With their upcoming launch of commercial 5G services over the next 2 years, DOCOMO and KDDI are looking for history to repeat. They will be among the first operators worldwide to deploy the next generation of mobile technology and they hope the market will respond. But, there is a surprise twist. A new entrant, Rakuten, plans to launch a new 4G network by October 2019 – nearly nine years behind the market leaders, and in a market that seems oversaturated and with this little prospect of growth for the “old wave” technology.

This week, Rakuten received approval from Japan’s Minister of Internal Affairs and Communications to launch a new 4G network.based on its own mobile base stations.

Rakuten Mobile Network will operate over the 1.7 GHz frequency band with over 1,825 MHz of spectrum. The company aims to launch service in October 2019. The company plans to raise a maximum of JPY 600 billion to fund the rollout of the network. Of this, Rakuten Inc. (the parent company) plans to provide a maximum of JPY 200 billion – a hedge on its bet.

Rakuten – Japan’s e-commerce giant

Founded in 1999 by Hiroshi Mikitan, Rakuten is Japan’s e-commerce leader – the local equivalent of Amazon or Alibaba – but far from being a me-too follower, the company has consistently innovated and acquired to advance its vision. It now offers online merchandise for consumers and businesses, life insurance, fire insurance, travel insurance, digital content, an advertising network, and a growing list of communications services. Rakuten also operates the country’s biggest Internet bank and third-largest credit card company by transaction value.

Outside of Japan, Rakuten’s  major acquisitions include Buy.com (now Rakuten.com in the US), PriceMinister (France), Ikeda (now Rakuten Brasil), Tradoria (now Rakuten Deutschland), Play.com (now Rakuten.co.uk in the UK), Wuaki.tv (now Rakuten TV in Spain), Kobo Inc. (now Rakuten Kobo in Canada), Viber (now Rakuten Viber), Ebates, Viki (now Rakuten Viki), OverDrive, Inc. (now Rakuten OverDrive), Slice (now Rakuten Slice) and The Grommet.

Until now, Rakuten has experimented with being a mobile virtual network operator, claiming 1.5 million users. Going forward, Rakuten reckons that around JPY 600 billion is enough to build a nationwide network of 4G base stations. The company says it has poached key executives from the other three big mobile operators. It is also known to be seeking advice from network equipment suppliers about how to rollout a nationwide network as quickly and efficiently as possible.

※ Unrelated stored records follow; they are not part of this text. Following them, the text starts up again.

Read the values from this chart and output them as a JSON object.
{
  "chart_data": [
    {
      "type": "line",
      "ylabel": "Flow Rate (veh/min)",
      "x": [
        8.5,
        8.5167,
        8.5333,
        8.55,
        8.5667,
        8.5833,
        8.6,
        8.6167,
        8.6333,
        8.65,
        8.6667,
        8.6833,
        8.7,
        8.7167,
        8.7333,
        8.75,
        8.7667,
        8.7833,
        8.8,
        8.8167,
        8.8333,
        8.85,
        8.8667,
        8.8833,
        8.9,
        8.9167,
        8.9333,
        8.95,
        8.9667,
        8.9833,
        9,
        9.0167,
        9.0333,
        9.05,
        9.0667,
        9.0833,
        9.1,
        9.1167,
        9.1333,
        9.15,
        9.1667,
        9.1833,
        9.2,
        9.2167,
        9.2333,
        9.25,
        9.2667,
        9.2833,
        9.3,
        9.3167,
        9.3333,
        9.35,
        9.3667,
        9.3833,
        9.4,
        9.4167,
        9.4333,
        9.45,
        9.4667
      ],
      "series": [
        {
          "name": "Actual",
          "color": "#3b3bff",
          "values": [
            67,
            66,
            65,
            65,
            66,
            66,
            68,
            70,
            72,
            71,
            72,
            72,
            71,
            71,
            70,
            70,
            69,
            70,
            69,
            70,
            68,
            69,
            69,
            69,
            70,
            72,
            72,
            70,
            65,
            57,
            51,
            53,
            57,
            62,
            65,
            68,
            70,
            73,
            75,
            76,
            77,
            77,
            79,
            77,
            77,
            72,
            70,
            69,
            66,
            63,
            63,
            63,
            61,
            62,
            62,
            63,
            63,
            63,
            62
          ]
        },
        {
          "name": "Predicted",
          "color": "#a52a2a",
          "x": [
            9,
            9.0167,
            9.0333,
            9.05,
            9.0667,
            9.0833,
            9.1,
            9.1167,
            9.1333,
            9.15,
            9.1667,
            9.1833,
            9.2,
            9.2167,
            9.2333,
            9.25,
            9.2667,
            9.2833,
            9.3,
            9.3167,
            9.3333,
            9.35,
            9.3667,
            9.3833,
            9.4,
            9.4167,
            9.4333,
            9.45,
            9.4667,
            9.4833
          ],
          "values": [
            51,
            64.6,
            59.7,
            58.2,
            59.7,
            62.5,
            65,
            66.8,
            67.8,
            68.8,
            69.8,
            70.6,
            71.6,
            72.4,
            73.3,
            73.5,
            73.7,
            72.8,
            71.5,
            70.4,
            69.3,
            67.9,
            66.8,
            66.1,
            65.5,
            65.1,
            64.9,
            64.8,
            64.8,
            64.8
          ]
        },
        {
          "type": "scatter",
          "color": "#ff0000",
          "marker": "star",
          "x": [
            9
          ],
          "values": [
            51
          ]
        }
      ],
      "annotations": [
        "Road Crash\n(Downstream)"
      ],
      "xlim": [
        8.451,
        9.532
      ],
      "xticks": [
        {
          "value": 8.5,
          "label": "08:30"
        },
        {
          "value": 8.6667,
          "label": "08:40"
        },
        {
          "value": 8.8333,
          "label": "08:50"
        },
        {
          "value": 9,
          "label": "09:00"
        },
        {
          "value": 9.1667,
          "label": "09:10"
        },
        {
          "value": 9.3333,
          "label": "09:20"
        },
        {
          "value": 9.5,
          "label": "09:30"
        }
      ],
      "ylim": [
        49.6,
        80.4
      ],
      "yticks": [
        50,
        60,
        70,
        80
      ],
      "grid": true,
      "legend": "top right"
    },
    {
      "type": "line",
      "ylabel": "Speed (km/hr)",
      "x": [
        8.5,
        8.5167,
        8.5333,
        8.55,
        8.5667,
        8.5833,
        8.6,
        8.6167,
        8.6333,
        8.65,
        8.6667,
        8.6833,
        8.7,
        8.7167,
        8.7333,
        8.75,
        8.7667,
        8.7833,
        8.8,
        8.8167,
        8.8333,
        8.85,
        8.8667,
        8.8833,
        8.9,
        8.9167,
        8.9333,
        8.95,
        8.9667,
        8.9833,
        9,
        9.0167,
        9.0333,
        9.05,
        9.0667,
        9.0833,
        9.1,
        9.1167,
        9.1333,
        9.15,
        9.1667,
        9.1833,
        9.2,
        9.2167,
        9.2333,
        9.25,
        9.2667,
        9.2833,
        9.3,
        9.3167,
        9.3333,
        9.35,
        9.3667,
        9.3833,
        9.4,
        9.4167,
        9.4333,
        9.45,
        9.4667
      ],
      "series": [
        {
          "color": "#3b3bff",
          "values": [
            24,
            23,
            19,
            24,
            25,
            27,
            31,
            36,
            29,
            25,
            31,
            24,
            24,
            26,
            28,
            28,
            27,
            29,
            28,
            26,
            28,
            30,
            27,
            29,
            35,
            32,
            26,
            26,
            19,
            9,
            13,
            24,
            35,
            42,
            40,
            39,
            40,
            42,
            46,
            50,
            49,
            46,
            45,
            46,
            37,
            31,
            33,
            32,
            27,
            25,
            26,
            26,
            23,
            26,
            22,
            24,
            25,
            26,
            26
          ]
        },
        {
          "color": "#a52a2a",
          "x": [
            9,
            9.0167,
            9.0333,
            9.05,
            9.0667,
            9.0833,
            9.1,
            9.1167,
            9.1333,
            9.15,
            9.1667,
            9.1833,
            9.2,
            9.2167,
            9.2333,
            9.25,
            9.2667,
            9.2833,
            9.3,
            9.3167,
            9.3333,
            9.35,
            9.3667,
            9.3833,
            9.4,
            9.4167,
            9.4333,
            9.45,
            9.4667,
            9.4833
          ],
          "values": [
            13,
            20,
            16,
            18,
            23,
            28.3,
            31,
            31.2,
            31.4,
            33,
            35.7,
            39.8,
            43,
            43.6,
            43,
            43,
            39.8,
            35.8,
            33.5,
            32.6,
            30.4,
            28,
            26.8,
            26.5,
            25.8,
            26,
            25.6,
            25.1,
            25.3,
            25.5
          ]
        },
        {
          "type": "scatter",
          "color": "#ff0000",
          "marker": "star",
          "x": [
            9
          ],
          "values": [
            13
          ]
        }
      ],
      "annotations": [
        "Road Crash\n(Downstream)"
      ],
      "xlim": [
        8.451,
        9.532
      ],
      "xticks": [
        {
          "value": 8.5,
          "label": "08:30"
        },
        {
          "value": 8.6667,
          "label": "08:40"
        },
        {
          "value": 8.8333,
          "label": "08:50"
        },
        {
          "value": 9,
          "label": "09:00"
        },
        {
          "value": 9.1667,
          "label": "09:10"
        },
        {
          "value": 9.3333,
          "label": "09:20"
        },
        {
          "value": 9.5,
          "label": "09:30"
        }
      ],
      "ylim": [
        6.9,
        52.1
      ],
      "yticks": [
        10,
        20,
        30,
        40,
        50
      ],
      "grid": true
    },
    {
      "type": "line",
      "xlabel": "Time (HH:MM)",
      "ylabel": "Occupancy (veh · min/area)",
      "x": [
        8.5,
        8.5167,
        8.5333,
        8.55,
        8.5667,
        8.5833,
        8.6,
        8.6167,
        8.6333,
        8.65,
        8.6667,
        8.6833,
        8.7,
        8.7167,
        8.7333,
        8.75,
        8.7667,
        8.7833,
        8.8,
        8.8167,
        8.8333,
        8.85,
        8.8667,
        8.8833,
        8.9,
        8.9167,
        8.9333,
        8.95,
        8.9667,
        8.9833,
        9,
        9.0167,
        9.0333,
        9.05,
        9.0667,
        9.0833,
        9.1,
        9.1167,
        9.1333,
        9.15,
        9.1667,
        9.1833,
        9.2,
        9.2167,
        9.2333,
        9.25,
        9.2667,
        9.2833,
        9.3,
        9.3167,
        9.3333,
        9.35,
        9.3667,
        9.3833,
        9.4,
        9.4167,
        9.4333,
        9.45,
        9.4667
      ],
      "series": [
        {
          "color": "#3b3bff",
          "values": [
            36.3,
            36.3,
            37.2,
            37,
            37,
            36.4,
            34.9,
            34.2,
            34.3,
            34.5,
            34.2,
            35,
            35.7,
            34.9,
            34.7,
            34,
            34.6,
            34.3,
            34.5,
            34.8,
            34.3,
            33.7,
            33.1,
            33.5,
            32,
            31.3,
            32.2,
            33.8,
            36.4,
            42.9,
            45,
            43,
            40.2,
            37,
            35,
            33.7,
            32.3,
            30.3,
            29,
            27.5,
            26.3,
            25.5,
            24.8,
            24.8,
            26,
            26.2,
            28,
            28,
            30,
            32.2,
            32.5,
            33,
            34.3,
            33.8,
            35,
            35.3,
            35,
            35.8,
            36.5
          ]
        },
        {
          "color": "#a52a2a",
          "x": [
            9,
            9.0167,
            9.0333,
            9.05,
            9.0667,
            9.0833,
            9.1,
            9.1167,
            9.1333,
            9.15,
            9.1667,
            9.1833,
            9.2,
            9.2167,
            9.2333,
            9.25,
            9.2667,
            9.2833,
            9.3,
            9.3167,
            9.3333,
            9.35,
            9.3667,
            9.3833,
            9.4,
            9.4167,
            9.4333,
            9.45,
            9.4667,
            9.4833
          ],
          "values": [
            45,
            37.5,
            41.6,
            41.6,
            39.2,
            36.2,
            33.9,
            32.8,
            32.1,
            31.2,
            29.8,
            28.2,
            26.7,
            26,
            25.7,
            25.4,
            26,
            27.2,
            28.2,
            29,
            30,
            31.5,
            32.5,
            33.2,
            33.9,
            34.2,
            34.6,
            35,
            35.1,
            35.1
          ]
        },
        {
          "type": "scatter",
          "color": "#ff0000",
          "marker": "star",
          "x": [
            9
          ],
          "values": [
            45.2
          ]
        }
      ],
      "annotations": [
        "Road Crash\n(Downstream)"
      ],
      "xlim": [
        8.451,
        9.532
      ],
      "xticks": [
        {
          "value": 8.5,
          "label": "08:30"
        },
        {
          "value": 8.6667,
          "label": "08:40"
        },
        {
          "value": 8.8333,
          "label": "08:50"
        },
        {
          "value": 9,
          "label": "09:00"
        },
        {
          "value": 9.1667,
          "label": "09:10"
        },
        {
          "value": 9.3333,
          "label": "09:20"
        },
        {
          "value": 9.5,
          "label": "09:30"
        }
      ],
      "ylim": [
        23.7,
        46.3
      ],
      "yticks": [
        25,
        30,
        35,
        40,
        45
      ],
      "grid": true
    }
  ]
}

A key metric for Rakuten is its global gross transaction value, which is the sum total of everything sold on its platform. For 2017, that figure was up 21%.

Strategic thinking

Given its current size and the deep pull from its consumer base, one might expect that it would be easier and faster for Rakuten to buy out one of the three existing mobile operators compared with the time and trouble of building a whole new 4G network.  Practically speaking, no such option exists in Japan for Rakuten. NTT Docomo obviously is out of reach. KDDI is doing well enough on its own as the main challenger to Docomo, so is unlikely to be interested. And Softbank Japan, with Masayoshi Son at its helm, has big ambitions of its own, making the prospects of a merger or buyout with Rakuten unlikely.

For Rakuten, the value of becoming a mobile operator is not to battle it out with Docomo in hopes of poaching subscribers and earning a thin margin on the sale of monthly 4G data plans. Rakuten’s strategic thoughts must centre on building direct access to its e-shopping consumers.  It might even be willing to accept losses in the first years of operating the forthcoming mobile network, in return for a building a better e-commerce experience for its consumers.

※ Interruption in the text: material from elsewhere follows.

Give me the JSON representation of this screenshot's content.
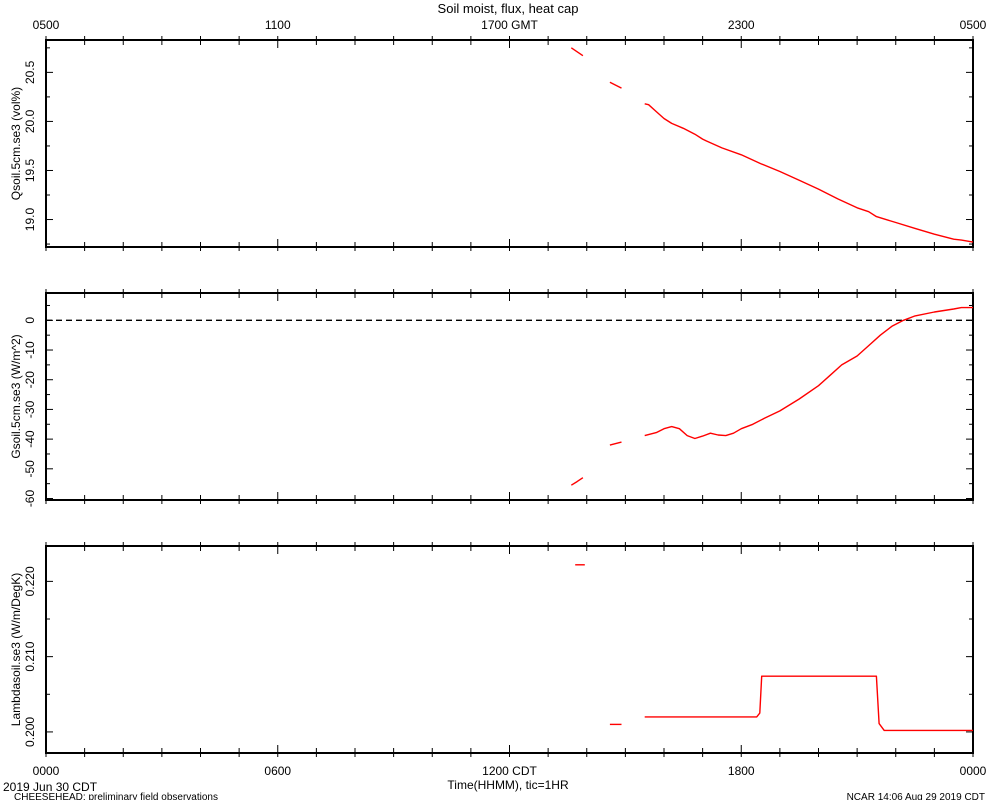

In India, Reliance Jio is another late-comer to the mobile market and it too has been willing to suffer deep losses to build its new nationwide network and to establish its subscriber base. However, in Jio case, there is not a thriving e-commerce business to justify the risk.

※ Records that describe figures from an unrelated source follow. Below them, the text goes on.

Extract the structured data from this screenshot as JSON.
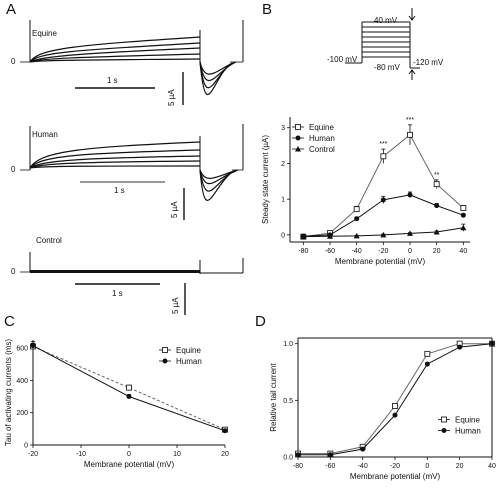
{
  "figure": {
    "panel_letters": [
      "A",
      "B",
      "C",
      "D"
    ],
    "traces": [
      {
        "label": "Equine",
        "zero_label": "0",
        "time_scale": "1 s",
        "current_scale": "5 µA"
      },
      {
        "label": "Human",
        "zero_label": "0",
        "time_scale": "1 s",
        "current_scale": "5 µA"
      },
      {
        "label": "Control",
        "zero_label": "0",
        "time_scale": "1 s",
        "current_scale": "5 µA"
      }
    ],
    "protocol": {
      "top_voltage": "40 mV",
      "holding_voltage": "-100 mV",
      "bottom_step": "-80 mV",
      "tail_voltage": "-120 mV"
    }
  },
  "chart_data": [
    {
      "panel": "B",
      "type": "line",
      "xlabel": "Membrane potential (mV)",
      "ylabel": "Steady state current (µA)",
      "xlim": [
        -90,
        45
      ],
      "ylim": [
        -0.2,
        3.3
      ],
      "xticks": [
        -80,
        -60,
        -40,
        -20,
        0,
        20,
        40
      ],
      "yticks": [
        0,
        1,
        2,
        3
      ],
      "legend_position": "top-left",
      "annotations": [
        {
          "text": "***",
          "x": -20,
          "series": "Equine"
        },
        {
          "text": "***",
          "x": 0,
          "series": "Equine"
        },
        {
          "text": "**",
          "x": 20,
          "series": "Equine"
        }
      ],
      "series": [
        {
          "name": "Equine",
          "marker": "open-square",
          "x": [
            -80,
            -60,
            -40,
            -20,
            0,
            20,
            40
          ],
          "y": [
            -0.05,
            0.05,
            0.72,
            2.2,
            2.8,
            1.42,
            0.75
          ],
          "err": [
            0.02,
            0.03,
            0.08,
            0.2,
            0.28,
            0.12,
            0.07
          ]
        },
        {
          "name": "Human",
          "marker": "filled-circle",
          "x": [
            -80,
            -60,
            -40,
            -20,
            0,
            20,
            40
          ],
          "y": [
            -0.04,
            0.0,
            0.45,
            0.98,
            1.12,
            0.82,
            0.55
          ],
          "err": [
            0.02,
            0.02,
            0.05,
            0.1,
            0.08,
            0.06,
            0.05
          ]
        },
        {
          "name": "Control",
          "marker": "filled-triangle",
          "x": [
            -80,
            -60,
            -40,
            -20,
            0,
            20,
            40
          ],
          "y": [
            -0.05,
            -0.04,
            -0.03,
            0.0,
            0.04,
            0.08,
            0.2
          ],
          "err": [
            0.02,
            0.02,
            0.02,
            0.02,
            0.02,
            0.03,
            0.1
          ]
        }
      ]
    },
    {
      "panel": "C",
      "type": "line",
      "xlabel": "Membrane potential (mV)",
      "ylabel": "Tau of activating currents (ms)",
      "xlim": [
        -20,
        20
      ],
      "ylim": [
        0,
        650
      ],
      "xticks": [
        -20,
        -10,
        0,
        10,
        20
      ],
      "yticks": [
        0,
        200,
        400,
        600
      ],
      "legend_position": "top-right",
      "series": [
        {
          "name": "Equine",
          "marker": "open-square",
          "x": [
            -20,
            0,
            20
          ],
          "y": [
            610,
            355,
            95
          ],
          "err": [
            20,
            15,
            8
          ]
        },
        {
          "name": "Human",
          "marker": "filled-circle",
          "x": [
            -20,
            0,
            20
          ],
          "y": [
            615,
            300,
            88
          ],
          "err": [
            25,
            12,
            10
          ]
        }
      ]
    },
    {
      "panel": "D",
      "type": "line",
      "xlabel": "Membrane potential (mV)",
      "ylabel": "Relative tail current",
      "xlim": [
        -80,
        40
      ],
      "ylim": [
        0,
        1.05
      ],
      "xticks": [
        -80,
        -60,
        -40,
        -20,
        0,
        20,
        40
      ],
      "yticks": [
        0.0,
        0.5,
        1.0
      ],
      "legend_position": "right",
      "series": [
        {
          "name": "Equine",
          "marker": "open-square",
          "x": [
            -80,
            -60,
            -40,
            -20,
            0,
            20,
            40
          ],
          "y": [
            0.03,
            0.03,
            0.09,
            0.45,
            0.91,
            1.0,
            1.0
          ]
        },
        {
          "name": "Human",
          "marker": "filled-circle",
          "x": [
            -80,
            -60,
            -40,
            -20,
            0,
            20,
            40
          ],
          "y": [
            0.02,
            0.02,
            0.07,
            0.37,
            0.82,
            0.97,
            1.0
          ]
        }
      ]
    }
  ]
}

There are however other cloud giants who will be watching Rakuten’s entrance into the mobile business. Alibaba might be constrained in doing so in its home market, unless the government wants a fourth competitor. But conceivably Alibaba could try its luck as a mobile operator overseas. The other big player of course is Amazon, who might very well be studying Rakuten’s moves.